Regardez le patch

Regardez le patch

Au cours des deux dernières années, il y a eu un changement subtil mais significatif dans l'approche adoptée par les gestionnaires d'entreprise à la sécurité du réseau. L'accent n'est plus mis sur l'acquisition ou le déploiement d'outils spécialisés - tels que les scanners anti-virus, les pare-feu, etc. - mais sur le maintien des systèmes à jour pour limiter le nombre de vulnérabilités qui peuvent être exploitées en premier lieu.

En supposant que «la prévention est meilleure que la guérison», c'est une approche éminemment raisonnable à adopter. Cependant, il n'existe pas de système d'exploitation complètement sécurisé, que ce soit une variante Windows, une distribution Linux ou un système d'exploitation hérité Unix, Mini ou Mainframe. De même, il est impossible de rendre les applications à 100% sécurisées.

De nouvelles vulnérabilités sont découvertes tout le temps, nécessitant une vigilance constante pour comprendre quoi et qui pourrait être affectée. Ensuite, vous devez acquérir et installer les correctifs nécessaires dès que de nouveaux exploits potentiels sont découverts. Ajoutez à cette fonctionnalité d'améliorations, des mises à jour pour prendre en charge les nouvelles technologies, les normes, etc., et il est facile de comprendre pourquoi la gestion des patchs est désormais notée par les gestionnaires de réseau comme l'un de leurs plus gros maux de tête. C'est particulièrement le cas sur les grandes entreprises de réseaux, où le travail de maintien des centaines, voire des milliers, de systèmes à jour peut être un processus répétitif, long et fastidieux.

Du côté positif, une plus grande sensibilisation aux menaces potentielles conduit au développement de logiciels plus sécurisés et de logiciels de plus en plus faciles à garder cette façon. Ajouté à cela, les grands développeurs tels que IBM, Microsoft, Sun, Red Hat se réveillent dans leurs responsabilités et fournissent de nouveaux outils de gestion de mise à jour et des services de soutien pour aider les clients à gérer le processus de correction.

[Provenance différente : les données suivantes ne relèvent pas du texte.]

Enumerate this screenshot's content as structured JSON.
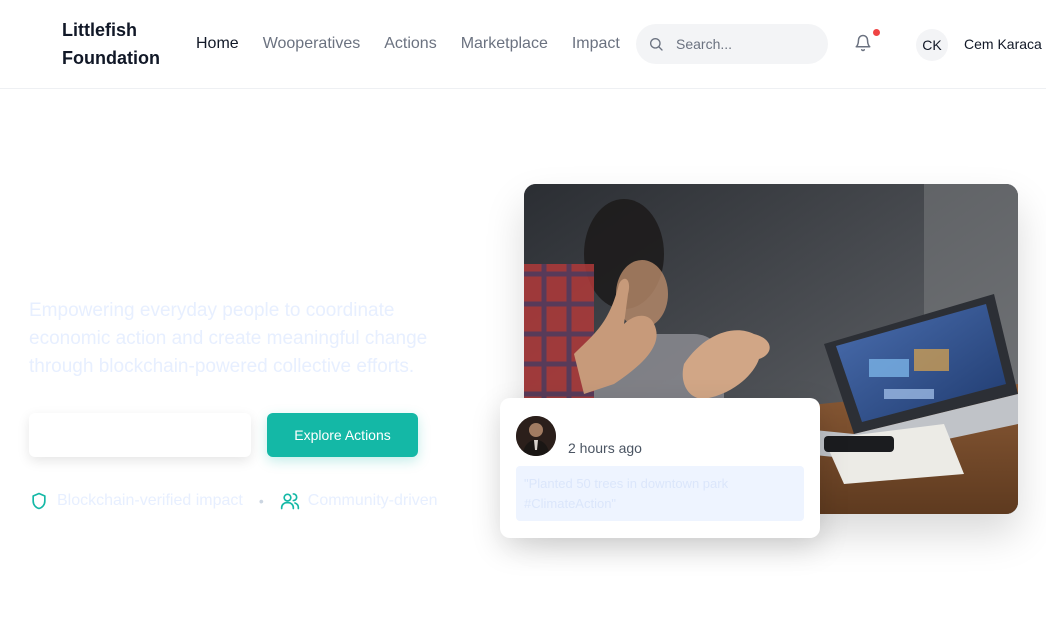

Jetons donc un coup d'œil à ce qui est disponible pour automatiser les tâches de gestion des patchs.

Patch de Microsoft mardi

Ce n'est peut-être pas le premier vendeur de renom à s'attaquer au problème (tout à fait l'inverse), mais Microsoft a récemment fait de grands progrès pour aider les utilisateurs à garder leur logiciel à jour et à l'attaque de l'attaque. Inévitablement, une grande partie de ce travail a continué dans les coulisses, avec des ressources supplémentaires jetées à l'identification des vulnérabilités et à la réponse par des mises à jour, des fixes chauds et d'autres patchs en temps opportun.

La manifestation la plus évidente est le service de mise à jour automatique de Windows, dont un client est inclus dans chaque copie de XP ainsi que pour Windows 2000 dans SP 3 et supérieur.

Une aubaine pour le consommateur et les petites entreprises, tout ce qui est nécessaire pour que les mises à jour automatiques fonctionnent est une connexion Internet. Cependant, cela peut en fait être une nuisance sur un grand réseau où des milliers de PC pourraient essayer de télécharger les mêmes correctifs en même temps. Ceci est un problème exacerbé par le cycle de version Microsoft, qui voit la plupart de ses mises à jour publiées le deuxième mardi de chaque mois. Ou «Patch mardi», comme il est connu par les administrateurs de réseau dont les charges de travail montent en flèche lorsque les nouveaux correctifs sont affichés.

En conséquence, la plupart des clients d'entreprise choisissent de désactiver régulièrement l'option de mises à jour automatique à l'aide de la stratégie de groupe, préférant tester les mises à jour elles-mêmes avant de les appliquer. De cette façon, il est possible de dépister les conflits possibles avec d'autres applications et les incompatibilités matérielles avant que les utilisateurs ne mettent la main sur les correctifs. Cependant, les mises à jour approuvées doivent encore être distribuées et installées, de sorte que Microsoft a introduit un outil appelé SUS (Software Update Services), qui peut être téléchargé gratuitement et s'exécuter sur un serveur Windows, pour aider à gérer le processus de mise à jour.